OK. We know the picture.

Europe is in crisis. Italy shivers on the brink of default. The United States has an utterly unsustainable deficit and politicians who can neither rationalize taxes nor cut entitlements.

Banks are overleveraged and have their books stuffed with low grade assets. Their capital buffers are made up of nonsenses such as tax losses and goodwill. Banks need to meet tougher new capital adequacy thresholds soon, but the equity markets aren’t so crazy that they’re offering heaps of new money.

High Quality Collateral - suitable for ECB

High Quality Collateral - suitable for ECB

Meanwhile, the ECB is extending credit to anyone at all (Big Issue, sir? That’ll do nicely). Sarkozy, Merkel and Obama are all thinking about re-election. Central bankers are printing money till the smoke rises from their printing presses.

But in all of this, Japan remains quiet. Its bond yields remain subdued. Sure the country has problems – those nuclear reactors are almost all silent now – and it’s become exquisitely dependent on imported fosil fuels.
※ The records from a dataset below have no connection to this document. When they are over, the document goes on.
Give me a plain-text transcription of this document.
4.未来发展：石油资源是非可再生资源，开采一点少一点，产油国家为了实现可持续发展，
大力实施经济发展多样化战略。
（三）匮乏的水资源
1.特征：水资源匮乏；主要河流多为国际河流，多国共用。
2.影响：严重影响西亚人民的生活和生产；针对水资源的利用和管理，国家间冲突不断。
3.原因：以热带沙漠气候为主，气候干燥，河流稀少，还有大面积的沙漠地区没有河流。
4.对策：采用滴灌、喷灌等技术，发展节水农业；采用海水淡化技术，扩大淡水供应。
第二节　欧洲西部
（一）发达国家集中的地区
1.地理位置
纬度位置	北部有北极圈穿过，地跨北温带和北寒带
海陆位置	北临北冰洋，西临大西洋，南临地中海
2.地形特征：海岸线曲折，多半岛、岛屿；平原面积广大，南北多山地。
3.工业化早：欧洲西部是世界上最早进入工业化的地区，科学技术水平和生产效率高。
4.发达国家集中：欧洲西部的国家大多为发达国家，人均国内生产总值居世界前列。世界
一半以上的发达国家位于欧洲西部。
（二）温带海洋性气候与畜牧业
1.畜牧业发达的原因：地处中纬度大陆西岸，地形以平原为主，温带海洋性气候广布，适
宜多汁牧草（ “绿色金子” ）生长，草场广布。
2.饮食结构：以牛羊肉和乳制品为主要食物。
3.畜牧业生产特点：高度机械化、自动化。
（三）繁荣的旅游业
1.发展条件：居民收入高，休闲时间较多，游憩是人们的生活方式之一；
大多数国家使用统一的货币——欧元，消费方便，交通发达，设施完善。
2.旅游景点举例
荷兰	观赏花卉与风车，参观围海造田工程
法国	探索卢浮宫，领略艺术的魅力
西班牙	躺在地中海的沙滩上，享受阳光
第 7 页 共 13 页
But Japan is still Japan. It doesn’t need to tap international markets for its bonds – its domestic savers will take care of all that. And that pool of savings is pretty much infinite, right?
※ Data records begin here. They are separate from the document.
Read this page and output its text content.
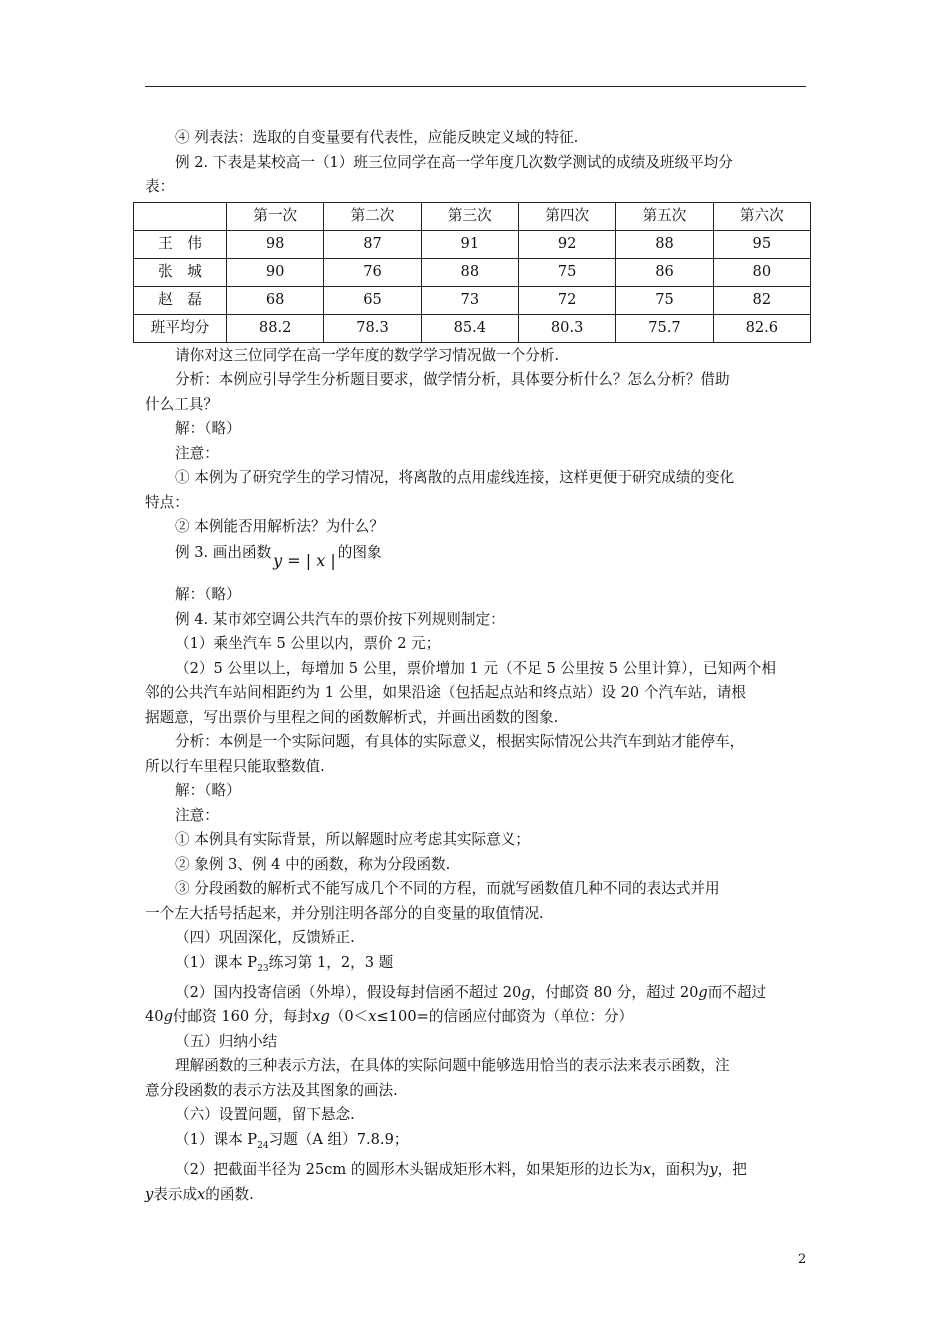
④ 列表法：选取的自变量要有代表性，应能反映定义域的特征.

例 2. 下表是某校高一（1）班三位同学在高一学年度几次数学测试的成绩及班级平均分

表：

	第一次	第二次	第三次	第四次	第五次	第六次
王　伟	98	87	91	92	88	95
张　城	90	76	88	75	86	80
赵　磊	68	65	73	72	75	82
班平均分	88.2	78.3	85.4	80.3	75.7	82.6

请你对这三位同学在高一学年度的数学学习情况做一个分析.

分析：本例应引导学生分析题目要求，做学情分析，具体要分析什么？怎么分析？借助

什么工具？

解：（略）

注意：

① 本例为了研究学生的学习情况，将离散的点用虚线连接，这样更便于研究成绩的变化

特点：

② 本例能否用解析法？为什么？

例 3. 画出函数 y = | x | 的图象

解：（略）

例 4. 某市郊空调公共汽车的票价按下列规则制定：

（1）乘坐汽车 5 公里以内，票价 2 元；

（2）5 公里以上，每增加 5 公里，票价增加 1 元（不足 5 公里按 5 公里计算），已知两个相

邻的公共汽车站间相距约为 1 公里，如果沿途（包括起点站和终点站）设 20 个汽车站，请根

据题意，写出票价与里程之间的函数解析式，并画出函数的图象.

分析：本例是一个实际问题，有具体的实际意义，根据实际情况公共汽车到站才能停车，

所以行车里程只能取整数值.

解：（略）

注意：

① 本例具有实际背景，所以解题时应考虑其实际意义；

② 象例 3、例 4 中的函数，称为分段函数.

③ 分段函数的解析式不能写成几个不同的方程，而就写函数值几种不同的表达式并用

一个左大括号括起来，并分别注明各部分的自变量的取值情况.

（四）巩固深化，反馈矫正.

（1）课本 $P_{23}$练习第 1，2，3 题

（2）国内投寄信函（外埠），假设每封信函不超过 20g，付邮资 80 分，超过 20g而不超过

40g付邮资 160 分，每封xg（0＜x≤100=的信函应付邮资为（单位：分）

（五）归纳小结

理解函数的三种表示方法，在具体的实际问题中能够选用恰当的表示法来表示函数，注

意分段函数的表示方法及其图象的画法.

（六）设置问题，留下悬念.

（1）课本 $P_{24}$习题（A 组）7.8.9；

（2）把截面半径为 25cm 的圆形木头锯成矩形木料，如果矩形的边长为x，面积为y，把

y表示成x的函数.

2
Well, I don’t think so. Financial gravity ALWAYS works. What goes up must always come down. You don’t know when. It’s always tough to call the turn in the market. But simple math tells you that something has to change. Greece got into trouble – got into CCC-rated, 50% haircut, sorry-we’re-bankrupt type of trouble – with a debt to GDP ratio of around 165%. Italy got into yikes, scary, 7%-yields-and-fire-the-government trouble with debt to GDP of 120%.

And Japan? Its gross debt to GDP ratio is way over 200%. Its net debt to GDP ratio (possibly a fairer one to look at) stands at closer to Italy’s 120%.

And that’s OK … so long as lenders lend at near-zero rates to the government. If lenders start to demand an ordinary market return on funds – let’s say something nearer 5% – that debt to GDP of 120% looks like being very lethal, very fast.

Japan's bank balance sheets look worse than this

Japan's bank balance sheets look worse than this

So far, domestic savers have indeed been willing to fund the government. But for how much longer? The country is aging. Food and fuel prices play as great a part in Japanese household budgets as they do elsewhere. The country’s great manufacturers are increasingly offshoring jobs. Japan is not a convincing provider of services. The costs of nuclear catastrophe and rebuilding are huge.

If the currency stays strong, then manufacturers bleed – which is bad news for the government’s finances. And if the currency weakens, then the low-yield case for holding yen fails – which is even worse news for the government’s finances.

Meantime, don’t even talk to me about those Japanese banks: they’re mountains of insecure assets glued together with dubious accounting and lashings of hope.

Stand well clear: this avalanche is melting.